La comunicación con el receptor es la mejor herramienta
Existe una pregunta que nunca debería faltar al inicio de una sesión:
“¿Estás cómodo así o prefieres un poco más o menos de apoyo bajo la cabeza?”
La respuesta del receptor siempre será más valiosa que cualquier protocolo.
El masaje tailandés es una disciplina profundamente adaptativa y la comodidad forma parte del masaje.
Escuchar, observar y realizar pequeños ajustes durante la sesión demuestra profesionalidad y mejora enormemente la experiencia del receptor.
Conclusión: ¿Cuándo usar un cojín en el masaje tailandés?
El uso de un cojín en el masaje tailandés no debe entenderse como una norma, sino como una herramienta de adaptación.
Cada persona tiene una anatomía, una movilidad y unas necesidades diferentes. Por eso, decidir si utilizar un cojín, qué altura debe tener o cuándo retirarlo forma parte del criterio del masajista.
En Thai Spirit creemos que los pequeños detalles marcan la diferencia.
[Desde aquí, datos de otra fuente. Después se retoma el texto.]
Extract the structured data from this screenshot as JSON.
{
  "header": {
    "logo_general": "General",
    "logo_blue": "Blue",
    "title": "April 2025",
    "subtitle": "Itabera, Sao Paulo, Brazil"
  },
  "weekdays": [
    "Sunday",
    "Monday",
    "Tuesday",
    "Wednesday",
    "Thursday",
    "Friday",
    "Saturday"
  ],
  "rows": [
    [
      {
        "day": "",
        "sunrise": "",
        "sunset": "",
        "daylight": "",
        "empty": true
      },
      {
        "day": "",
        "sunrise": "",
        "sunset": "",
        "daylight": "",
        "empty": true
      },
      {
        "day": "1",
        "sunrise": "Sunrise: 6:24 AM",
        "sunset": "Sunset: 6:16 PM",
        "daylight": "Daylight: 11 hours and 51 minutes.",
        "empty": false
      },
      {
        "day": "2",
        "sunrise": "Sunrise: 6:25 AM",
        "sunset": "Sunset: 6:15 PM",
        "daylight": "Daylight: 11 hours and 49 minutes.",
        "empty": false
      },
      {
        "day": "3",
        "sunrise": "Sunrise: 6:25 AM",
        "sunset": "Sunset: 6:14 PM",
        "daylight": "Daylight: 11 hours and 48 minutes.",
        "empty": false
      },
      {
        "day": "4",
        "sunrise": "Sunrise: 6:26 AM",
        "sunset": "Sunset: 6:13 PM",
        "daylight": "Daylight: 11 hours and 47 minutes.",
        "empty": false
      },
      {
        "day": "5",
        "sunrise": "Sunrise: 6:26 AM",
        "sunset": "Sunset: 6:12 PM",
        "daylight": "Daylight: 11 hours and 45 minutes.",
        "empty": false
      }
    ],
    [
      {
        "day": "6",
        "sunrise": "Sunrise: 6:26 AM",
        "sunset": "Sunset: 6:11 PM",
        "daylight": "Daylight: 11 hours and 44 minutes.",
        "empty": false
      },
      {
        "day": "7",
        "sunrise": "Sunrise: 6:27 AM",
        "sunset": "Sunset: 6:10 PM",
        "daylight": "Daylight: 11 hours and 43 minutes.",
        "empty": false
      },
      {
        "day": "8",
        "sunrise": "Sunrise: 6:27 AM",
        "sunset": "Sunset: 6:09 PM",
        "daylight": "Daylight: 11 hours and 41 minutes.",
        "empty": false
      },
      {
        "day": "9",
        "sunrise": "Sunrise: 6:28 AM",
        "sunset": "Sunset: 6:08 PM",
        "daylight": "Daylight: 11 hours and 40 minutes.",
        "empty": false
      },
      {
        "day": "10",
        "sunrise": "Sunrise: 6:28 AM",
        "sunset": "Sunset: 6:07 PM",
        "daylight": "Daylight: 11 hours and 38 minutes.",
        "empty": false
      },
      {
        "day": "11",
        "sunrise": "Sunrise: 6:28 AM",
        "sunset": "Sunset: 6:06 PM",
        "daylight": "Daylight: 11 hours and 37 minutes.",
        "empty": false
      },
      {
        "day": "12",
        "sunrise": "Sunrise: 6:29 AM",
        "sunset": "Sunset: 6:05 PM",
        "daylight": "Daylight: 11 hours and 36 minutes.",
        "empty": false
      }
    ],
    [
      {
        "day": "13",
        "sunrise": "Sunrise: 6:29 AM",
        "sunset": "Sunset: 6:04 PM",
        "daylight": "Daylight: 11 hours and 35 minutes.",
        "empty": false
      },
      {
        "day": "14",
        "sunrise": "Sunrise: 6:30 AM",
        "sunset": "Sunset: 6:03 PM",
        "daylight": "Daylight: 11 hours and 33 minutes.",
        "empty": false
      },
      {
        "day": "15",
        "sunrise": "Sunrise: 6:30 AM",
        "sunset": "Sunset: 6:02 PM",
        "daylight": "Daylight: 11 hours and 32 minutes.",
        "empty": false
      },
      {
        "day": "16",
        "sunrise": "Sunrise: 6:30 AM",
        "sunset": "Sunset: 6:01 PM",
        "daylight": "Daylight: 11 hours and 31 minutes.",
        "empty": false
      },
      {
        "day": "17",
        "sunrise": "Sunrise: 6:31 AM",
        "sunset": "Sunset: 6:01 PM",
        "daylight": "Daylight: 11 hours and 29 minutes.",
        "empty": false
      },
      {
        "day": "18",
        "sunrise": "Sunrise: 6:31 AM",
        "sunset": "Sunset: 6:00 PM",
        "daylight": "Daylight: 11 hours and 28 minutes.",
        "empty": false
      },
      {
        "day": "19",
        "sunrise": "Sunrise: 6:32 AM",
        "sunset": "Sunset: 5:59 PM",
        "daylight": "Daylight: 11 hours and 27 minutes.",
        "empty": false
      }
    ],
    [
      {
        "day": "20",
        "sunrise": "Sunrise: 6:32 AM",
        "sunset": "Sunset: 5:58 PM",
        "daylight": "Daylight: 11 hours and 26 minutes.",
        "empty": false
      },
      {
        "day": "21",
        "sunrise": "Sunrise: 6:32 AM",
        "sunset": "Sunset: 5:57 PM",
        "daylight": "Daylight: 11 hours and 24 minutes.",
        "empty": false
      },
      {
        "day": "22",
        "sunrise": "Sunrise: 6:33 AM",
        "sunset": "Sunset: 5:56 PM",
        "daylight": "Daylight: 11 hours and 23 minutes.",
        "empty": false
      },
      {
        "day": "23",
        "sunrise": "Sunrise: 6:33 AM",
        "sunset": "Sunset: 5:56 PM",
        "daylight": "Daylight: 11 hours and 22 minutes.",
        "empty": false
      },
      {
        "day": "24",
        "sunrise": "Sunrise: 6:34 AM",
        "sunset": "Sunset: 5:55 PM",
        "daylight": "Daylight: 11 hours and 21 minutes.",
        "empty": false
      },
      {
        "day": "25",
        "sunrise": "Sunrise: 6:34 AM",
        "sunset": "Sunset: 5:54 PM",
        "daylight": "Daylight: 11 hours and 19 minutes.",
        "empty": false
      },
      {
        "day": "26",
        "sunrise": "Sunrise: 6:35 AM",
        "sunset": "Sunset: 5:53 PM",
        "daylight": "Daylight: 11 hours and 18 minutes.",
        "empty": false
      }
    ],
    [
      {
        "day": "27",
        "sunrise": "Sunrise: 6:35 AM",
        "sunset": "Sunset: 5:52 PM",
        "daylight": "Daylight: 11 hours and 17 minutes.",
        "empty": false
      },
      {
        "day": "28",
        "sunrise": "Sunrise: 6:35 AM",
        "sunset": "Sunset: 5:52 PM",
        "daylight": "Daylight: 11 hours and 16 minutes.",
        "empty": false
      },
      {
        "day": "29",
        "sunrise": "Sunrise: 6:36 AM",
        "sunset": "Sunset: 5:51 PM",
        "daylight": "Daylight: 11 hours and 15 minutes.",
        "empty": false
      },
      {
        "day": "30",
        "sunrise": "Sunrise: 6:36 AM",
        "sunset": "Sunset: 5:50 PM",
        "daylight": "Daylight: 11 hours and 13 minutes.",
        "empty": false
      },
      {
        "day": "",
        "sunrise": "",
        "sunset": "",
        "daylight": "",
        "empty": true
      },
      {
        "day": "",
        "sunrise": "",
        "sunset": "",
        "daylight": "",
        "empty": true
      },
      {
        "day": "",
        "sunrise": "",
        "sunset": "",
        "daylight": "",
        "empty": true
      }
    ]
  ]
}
Un cojín colocado correctamente puede mejorar la relajación, facilitar el trabajo del terapeuta y hacer que el receptor disfrute mucho más de la sesión.
Recuerda: la mejor técnica siempre será aquella que se adapta a la persona que tienes delante. Observar, comunicarte con el receptor y ajustar cada detalle son cualidades que distinguen a un buen masajista de un excelente masajista.